Flowchart with illustrations describing DRS data processing, refining of TSS and CPAS based on read alignments, removal of unreliable alignments, differentiation of transcript isoforms, and removal of low-abundance ones.

Overview of the NAGATA methodology. (A) DRS genome alignments (beige) that are filtered to retain only primary mappings and (optionally) nanopolish poly(A) output files are used as input for NAGATA. Putative TSS (red) and CPAS (black) are defined (TSS/CPAS definition) by counting the number of alignments with identical 5′ (TSS) or 3′ (CPAS) ends. (B) Pre-filtering removes alignments with 5′ soft-clipping values greater than a specified value and optionally removes read alignments for which poly(A) tails are not detected by nanopolish. (C) TSS and CPAS are defined (TSS/CPAS definition) by counting the number of alignments with identical 5′ (TSS) or 3′ (CPAS) ends and considering only those exceeding a specified count as valid.
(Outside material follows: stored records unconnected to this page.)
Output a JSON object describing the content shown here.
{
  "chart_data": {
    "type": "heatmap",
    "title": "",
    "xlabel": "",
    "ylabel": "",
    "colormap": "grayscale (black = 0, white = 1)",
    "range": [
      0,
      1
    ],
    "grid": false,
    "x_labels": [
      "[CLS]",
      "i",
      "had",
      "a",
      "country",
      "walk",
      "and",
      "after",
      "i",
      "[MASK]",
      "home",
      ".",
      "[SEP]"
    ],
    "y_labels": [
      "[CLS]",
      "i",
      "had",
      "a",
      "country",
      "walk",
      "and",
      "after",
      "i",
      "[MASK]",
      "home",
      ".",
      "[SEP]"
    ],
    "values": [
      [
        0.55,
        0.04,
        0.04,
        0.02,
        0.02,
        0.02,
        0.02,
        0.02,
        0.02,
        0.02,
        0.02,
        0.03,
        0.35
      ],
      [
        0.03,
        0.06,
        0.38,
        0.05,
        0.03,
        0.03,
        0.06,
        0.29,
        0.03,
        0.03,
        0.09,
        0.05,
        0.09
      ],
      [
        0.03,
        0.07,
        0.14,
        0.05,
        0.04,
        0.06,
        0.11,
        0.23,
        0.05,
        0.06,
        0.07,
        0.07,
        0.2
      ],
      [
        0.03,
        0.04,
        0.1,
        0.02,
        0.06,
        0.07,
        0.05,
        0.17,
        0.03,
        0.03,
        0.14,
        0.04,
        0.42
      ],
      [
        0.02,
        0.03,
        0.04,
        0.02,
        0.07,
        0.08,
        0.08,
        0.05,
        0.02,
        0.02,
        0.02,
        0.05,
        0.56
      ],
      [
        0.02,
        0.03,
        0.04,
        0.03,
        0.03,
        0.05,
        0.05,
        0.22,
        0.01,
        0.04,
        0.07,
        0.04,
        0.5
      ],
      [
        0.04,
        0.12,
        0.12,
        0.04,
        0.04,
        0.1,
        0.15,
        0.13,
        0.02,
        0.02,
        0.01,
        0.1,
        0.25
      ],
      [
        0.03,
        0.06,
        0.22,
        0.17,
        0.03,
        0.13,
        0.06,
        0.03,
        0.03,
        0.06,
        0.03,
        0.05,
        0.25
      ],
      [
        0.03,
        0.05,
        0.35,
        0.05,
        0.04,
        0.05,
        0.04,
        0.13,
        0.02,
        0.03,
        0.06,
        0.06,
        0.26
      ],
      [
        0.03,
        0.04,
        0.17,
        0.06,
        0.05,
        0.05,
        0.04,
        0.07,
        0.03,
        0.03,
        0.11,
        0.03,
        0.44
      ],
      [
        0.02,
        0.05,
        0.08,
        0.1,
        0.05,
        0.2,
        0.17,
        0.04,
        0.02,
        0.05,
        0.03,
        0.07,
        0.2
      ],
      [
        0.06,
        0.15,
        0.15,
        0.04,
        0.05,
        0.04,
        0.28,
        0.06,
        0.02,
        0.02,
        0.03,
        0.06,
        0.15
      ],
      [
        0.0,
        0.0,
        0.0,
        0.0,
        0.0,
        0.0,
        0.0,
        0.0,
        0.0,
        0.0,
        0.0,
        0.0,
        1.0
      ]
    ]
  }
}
For TSS/CPAS that pass this threshold, all neighboring TSS/CPAS within a defined distance are retained and their coordinates adjusted to the dominant TSS/CPAS position. At this stage, TU is defined and all alignments sharing the same CPAS are considered part of the same TU (i.e., transcripts with differing TSS but the same CPAS are considered part of the same TU). (D) For each resulting TU, transcript isoform deconvolution and final filtering are performed by first collapsing alignments if they share the same blockSize and blockStarts distribution and only those exceeding a specified count are considered valid. Alignments with similar blockSize/blockStart values (typically within 1–3 nt) are merged prior to filtering based on abundance counts. Finally, NAGATA applies a filter to remove transcripts with a TSS usage below a defined fraction.